According to the story, Kellogg’s wants “shoppers to be under absolutely no illusion that Kellogg’s does not make cereal for anyone else.” The company is claiming that there are imposter corn flakes and this is a way to guarantee that customers will not be misled.


The channel 8 story also has a hyperlink to a Kellogg’s Twitter message that has this image of the laser branded flakes. The rest of the posting deals with in part some online media questioning the authenticity of the story, but none of that discussion challenges the idea that this might be a viral marketing ploy by the company. The story also includes a short fact about how many bowls a year the company sells worldwide.

In many ways this story on channel 8’s web page is nothing more than a promotional piece for Kellogg’s Citizens need to ask themselves how this is considered news? Does it address health concerns or economic issues for the public?

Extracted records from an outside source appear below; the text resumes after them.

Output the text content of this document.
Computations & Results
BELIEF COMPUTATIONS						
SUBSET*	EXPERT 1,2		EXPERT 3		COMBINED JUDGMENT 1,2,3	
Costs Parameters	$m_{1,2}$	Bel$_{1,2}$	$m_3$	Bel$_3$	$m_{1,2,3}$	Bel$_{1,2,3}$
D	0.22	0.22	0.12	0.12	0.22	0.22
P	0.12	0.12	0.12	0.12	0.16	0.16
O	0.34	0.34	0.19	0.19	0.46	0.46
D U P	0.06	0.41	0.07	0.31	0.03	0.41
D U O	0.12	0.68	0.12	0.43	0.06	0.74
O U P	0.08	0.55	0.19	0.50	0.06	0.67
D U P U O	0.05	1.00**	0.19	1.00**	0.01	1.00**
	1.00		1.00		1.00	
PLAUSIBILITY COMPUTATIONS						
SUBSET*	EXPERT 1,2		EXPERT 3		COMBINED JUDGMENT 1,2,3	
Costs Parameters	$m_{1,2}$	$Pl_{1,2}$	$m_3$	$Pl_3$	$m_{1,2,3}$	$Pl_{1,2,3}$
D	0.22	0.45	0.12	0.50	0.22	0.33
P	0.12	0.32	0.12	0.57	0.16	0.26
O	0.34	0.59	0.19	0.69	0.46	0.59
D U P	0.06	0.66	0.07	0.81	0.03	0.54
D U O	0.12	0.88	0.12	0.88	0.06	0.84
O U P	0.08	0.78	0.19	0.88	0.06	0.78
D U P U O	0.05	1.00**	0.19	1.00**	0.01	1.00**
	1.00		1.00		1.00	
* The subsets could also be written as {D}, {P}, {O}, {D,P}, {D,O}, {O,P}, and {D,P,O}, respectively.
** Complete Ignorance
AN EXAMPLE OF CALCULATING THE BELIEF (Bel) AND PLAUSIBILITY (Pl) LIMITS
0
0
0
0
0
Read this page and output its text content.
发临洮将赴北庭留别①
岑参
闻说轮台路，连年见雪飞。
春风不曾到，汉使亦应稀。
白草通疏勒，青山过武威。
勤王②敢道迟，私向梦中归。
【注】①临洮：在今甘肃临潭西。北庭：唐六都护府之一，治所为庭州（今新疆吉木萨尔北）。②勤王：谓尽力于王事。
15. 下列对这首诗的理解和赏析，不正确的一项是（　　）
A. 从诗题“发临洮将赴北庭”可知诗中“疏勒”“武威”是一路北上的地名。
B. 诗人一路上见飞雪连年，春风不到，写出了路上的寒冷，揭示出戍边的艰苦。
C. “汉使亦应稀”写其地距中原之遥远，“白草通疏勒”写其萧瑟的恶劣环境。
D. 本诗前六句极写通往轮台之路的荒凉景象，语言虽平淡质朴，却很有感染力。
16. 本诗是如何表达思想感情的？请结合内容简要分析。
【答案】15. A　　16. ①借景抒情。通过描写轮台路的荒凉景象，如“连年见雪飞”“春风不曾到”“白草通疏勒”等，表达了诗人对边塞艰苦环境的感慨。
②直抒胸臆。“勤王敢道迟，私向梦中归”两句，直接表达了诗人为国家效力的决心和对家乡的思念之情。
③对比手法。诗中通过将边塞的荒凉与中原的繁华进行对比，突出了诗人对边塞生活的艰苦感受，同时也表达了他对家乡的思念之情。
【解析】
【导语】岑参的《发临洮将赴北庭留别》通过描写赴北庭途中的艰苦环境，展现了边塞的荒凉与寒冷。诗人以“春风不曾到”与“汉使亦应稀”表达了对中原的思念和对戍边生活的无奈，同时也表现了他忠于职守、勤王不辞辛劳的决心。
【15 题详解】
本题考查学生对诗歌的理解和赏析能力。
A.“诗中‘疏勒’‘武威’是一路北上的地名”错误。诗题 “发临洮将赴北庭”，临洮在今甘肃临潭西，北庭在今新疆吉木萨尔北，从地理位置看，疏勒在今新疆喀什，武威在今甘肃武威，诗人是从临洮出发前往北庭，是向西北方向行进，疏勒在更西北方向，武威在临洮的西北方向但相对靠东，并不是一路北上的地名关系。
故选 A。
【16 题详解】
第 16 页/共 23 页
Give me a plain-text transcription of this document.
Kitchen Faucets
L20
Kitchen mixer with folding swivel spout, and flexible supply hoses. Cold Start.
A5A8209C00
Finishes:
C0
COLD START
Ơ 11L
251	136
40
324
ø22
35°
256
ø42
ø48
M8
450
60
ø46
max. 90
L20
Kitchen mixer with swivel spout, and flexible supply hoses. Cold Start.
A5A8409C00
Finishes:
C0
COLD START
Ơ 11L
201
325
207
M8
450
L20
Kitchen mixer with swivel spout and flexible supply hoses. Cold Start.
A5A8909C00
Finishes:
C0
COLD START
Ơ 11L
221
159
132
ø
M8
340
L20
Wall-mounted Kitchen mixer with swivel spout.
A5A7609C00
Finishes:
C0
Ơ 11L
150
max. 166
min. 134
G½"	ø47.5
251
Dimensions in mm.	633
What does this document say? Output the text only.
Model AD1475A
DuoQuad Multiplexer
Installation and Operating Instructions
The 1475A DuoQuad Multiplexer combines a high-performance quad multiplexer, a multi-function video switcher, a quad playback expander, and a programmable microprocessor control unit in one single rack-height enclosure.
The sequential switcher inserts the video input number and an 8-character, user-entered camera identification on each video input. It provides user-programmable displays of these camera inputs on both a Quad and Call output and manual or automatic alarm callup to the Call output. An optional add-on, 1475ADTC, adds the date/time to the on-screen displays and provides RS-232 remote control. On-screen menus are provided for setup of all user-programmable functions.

Had the story focused on marketing practices that unfairly target children that would be news that the public, consumers and parents would benefit from. Kellogg’s markets products that target children and even uses popular characters like Sponge Bob. Some groups have challenged that practice, like the Campaign for a Commercial Free Childhood. These efforts are what constitute news, not PR campaigns by corporations that are primarily about promoting their products.

One Comment leave one →
  1. Kate Wheeler permalink
    October 16, 2009 10:30 pm

    My favorite part of this idiotic move of Kellogg’s is the company’s idea that we’re all worried about eating “imposter corn flakes.”

    I know that from my viewpoint, in the face of the widening gap between rich and poor, the way that health care “reform” is turning into a bailout for insurance companies, the Draconian immigration laws in this country, our inexplicable foreign policy, and the poisoning of the environment to shore up corporate profits, corn flakes always remain a top-of-mind issue for me.

    In fact, why not laser-brand all cereal? That way, we’ll have complete transparency at the breakfast table, except when eating subversive substances like oatmeal.